Le GIEE, composé initialement de 5 producteurs, a su bien s’entourer et s’est appuyé dans sa démarche sur plusieurs techniciens complémentaires : 3 animateurs de la fédération régionale des CUMA, un animateur du groupement des agriculteurs biologiques du Nord - Pas-de-Calais (GABNOR), un coach d’entreprises et un technicien-conseil en agriculture biologique, originaire de Belgique. Le projet, né en 2013, s’est rapidement développé et étoffé et a connu un succès qui ne se dément pas et fait des émules.

Véronique Cany, membre du groupe d’agriculteurs témoigne : « La grande chance qu’on a eue, c’est le financement de la matière grise ».

Optimiser les moyens de production

Suite à une forte concertation, un plan d’investissement sur 3 ans a été mis en place et a permis, sur la base d’une montée en puissance progressive, de convaincre les banques. La diversification dans les légumes de plein champ bio (carottes, oignons, pommes de terre) a demandé un matériel spécifique et onéreux pour le semis, l’arrachage et le désherbage. Ces achats ont été réfléchis dans une logique collective et programmés au mieux. Ils servent aujourd’hui aux autres membres de la CUMA et en inter-CUMA.

Un groupement d’employeurs est également né de la démarche pour faire face aux besoins de main d’œuvre permanente et saisonnière (plus de 50 personnes au plus fort de la saison). Ce groupement s’est ouvert à d’autres agriculteurs en dehors du projet. Cette démarche remarquable est saluée par les élus locaux comme contribuant au retour à l’emploi.

Partager les risques et les bénéfices

Une Société d’Economie en Partage (SEP) a également été créée pour partager le risque plus important pris sur des cultures en agriculture biologique. Les assolements se font donc en commun et la valorisation à l’hectare est la même pour tous.

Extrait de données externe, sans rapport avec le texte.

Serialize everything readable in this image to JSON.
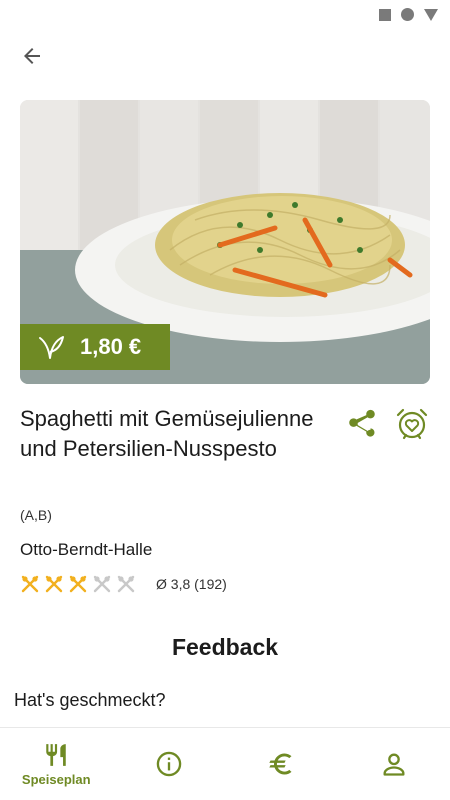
{
  "colors": {
    "accent": "#6f8a24",
    "star_filled": "#f2b01e",
    "star_empty": "#c8c8c8"
  },
  "status_bar": {
    "icons": [
      "square-icon",
      "circle-icon",
      "triangle-icon"
    ]
  },
  "dish": {
    "price": "1,80 €",
    "title": "Spaghetti mit Gemüsejulienne und Petersilien-Nusspesto",
    "allergens": "(A,B)",
    "location": "Otto-Berndt-Halle",
    "rating_text": "Ø 3,8 (192)",
    "rating_value": 3.8,
    "rating_max": 5,
    "icon": "vegan-leaf-icon"
  },
  "feedback": {
    "title": "Feedback",
    "question": "Hat's geschmeckt?"
  },
  "nav": [
    {
      "label": "Speiseplan",
      "icon": "fork-knife-icon",
      "active": true
    },
    {
      "label": "",
      "icon": "info-icon",
      "active": false
    },
    {
      "label": "",
      "icon": "euro-icon",
      "active": false
    },
    {
      "label": "",
      "icon": "person-icon",
      "active": false
    }
  ]
}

Initialement tourné vers des filières longues, le groupe a souhaité s’inscrire également dans une démarche de circuit de proximité ouvert sur le territoire via un site internet de vente directe. Afin de faire croître la valeur ajoutée des productions, le groupe a créé récemment une autre CUMA en partenariat avec la coopérative NORABIO afin de pouvoir conditionner les légumes avant la vente. Cette CUMA se nomme CUMA Bio territoires.

Une structuration réussie et gagnante que veulent multiplier l’État et la Région

Les moyens obtenus dans le cadre du GIEE ont permis d’atteindre et même de dépasser largement les objectifs du projet initial qui visait à structurer un groupe d’agriculteurs visant leur conversion totale en agriculture biologique. Le groupe s’est étoffé puisqu’il compte maintenant une quinzaine d’agriculteurs et un groupe voisin s’intéresse aujourd’hui de très près à cette démarche exemplaire.

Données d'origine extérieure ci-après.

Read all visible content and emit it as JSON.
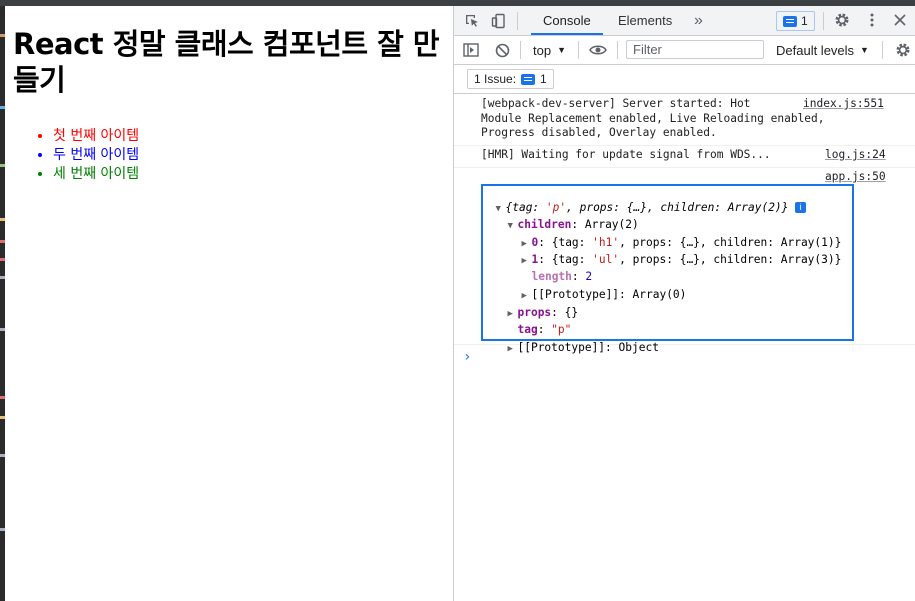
{
  "page": {
    "heading": "React 정말 클래스 컴포넌트 잘 만들기",
    "items": [
      {
        "text": "첫 번째 아이템",
        "color": "#ff0000"
      },
      {
        "text": "두 번째 아이템",
        "color": "#0000ff"
      },
      {
        "text": "세 번째 아이템",
        "color": "#008000"
      }
    ]
  },
  "devtools": {
    "tabs": [
      "Console",
      "Elements"
    ],
    "active_tab": "Console",
    "more_tabs_glyph": "»",
    "issues_count": "1",
    "context": "top",
    "filter_placeholder": "Filter",
    "levels": "Default levels",
    "issue_bar": {
      "label": "1 Issue:",
      "count": "1"
    },
    "logs": [
      {
        "message": "[webpack-dev-server] Server started: Hot\nModule Replacement enabled, Live Reloading enabled,\nProgress disabled, Overlay enabled.",
        "source": "index.js:551"
      },
      {
        "message": "[HMR] Waiting for update signal from WDS...",
        "source": "log.js:24"
      },
      {
        "source": "app.js:50"
      }
    ],
    "object": {
      "summary_open": "{tag: ",
      "summary_tag": "'p'",
      "summary_mid": ", props: {…}, children: Array(2)}",
      "children_key": "children",
      "children_val": "Array(2)",
      "child0_key": "0",
      "child0_pre": "{tag: ",
      "child0_tag": "'h1'",
      "child0_post": ", props: {…}, children: Array(1)}",
      "child1_key": "1",
      "child1_pre": "{tag: ",
      "child1_tag": "'ul'",
      "child1_post": ", props: {…}, children: Array(3)}",
      "length_key": "length",
      "length_val": "2",
      "proto_arr": "[[Prototype]]: Array(0)",
      "props_key": "props",
      "props_val": "{}",
      "tag_key": "tag",
      "tag_val": "\"p\"",
      "proto_obj": "[[Prototype]]: Object"
    },
    "prompt_glyph": "›"
  }
}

Cette visite a confirmé la conviction de Marie-Sophie Lesne et de Luc Maurer sur la nécessité d’accompagner les groupes locaux d’agriculteurs tels que les GIEE, les GEDA (Groupements d’Étude et de Développement agricole), les CUMACoopérative d'utilisation de matériel agricole… et de renforcer les aides qui leur sont destinées. L’aide apportée pour financer un technicien-conseil auprès des producteurs génère en retour une augmentation très nette de la valeur ajoutée produite sur chaque exploitation. L’effet levier d’une telle aide est remarquable.

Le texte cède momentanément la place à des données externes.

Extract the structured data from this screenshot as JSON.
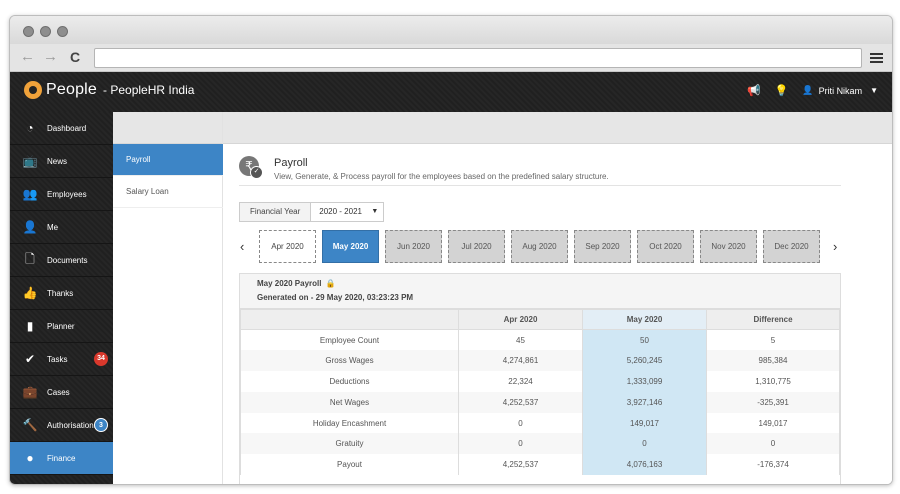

Selon Luc Maurer : « les ingrédients du succès sont le mode projet, avec un collectif, local, ouvert largement sur tout un ensemble de partenaires ».

Christophe Buisset va dans le même sens : « le développement économique territorial, c’est ce qui donne du sens à notre métier ».

La volonté politique a donc été confirmée, conjointement par l’État et la Région, en lien étroit avec la chambre régionale d’agriculture, de construire un programme conjoint de soutien aux groupes locaux d’agriculteurs engagés dans l’agro-écologie. C’est d’ailleurs l’une des priorités de la stratégie régionale pour l’agriculture qui sera proposée aux votes des élus régionaux fin septembre. Cela viendra consolider l’aide déjà apportée par l’État aux GIEE.

L’agence de l’eau Artois-Picardie est également prête à soutenir ce type de démarche de groupements vertueux.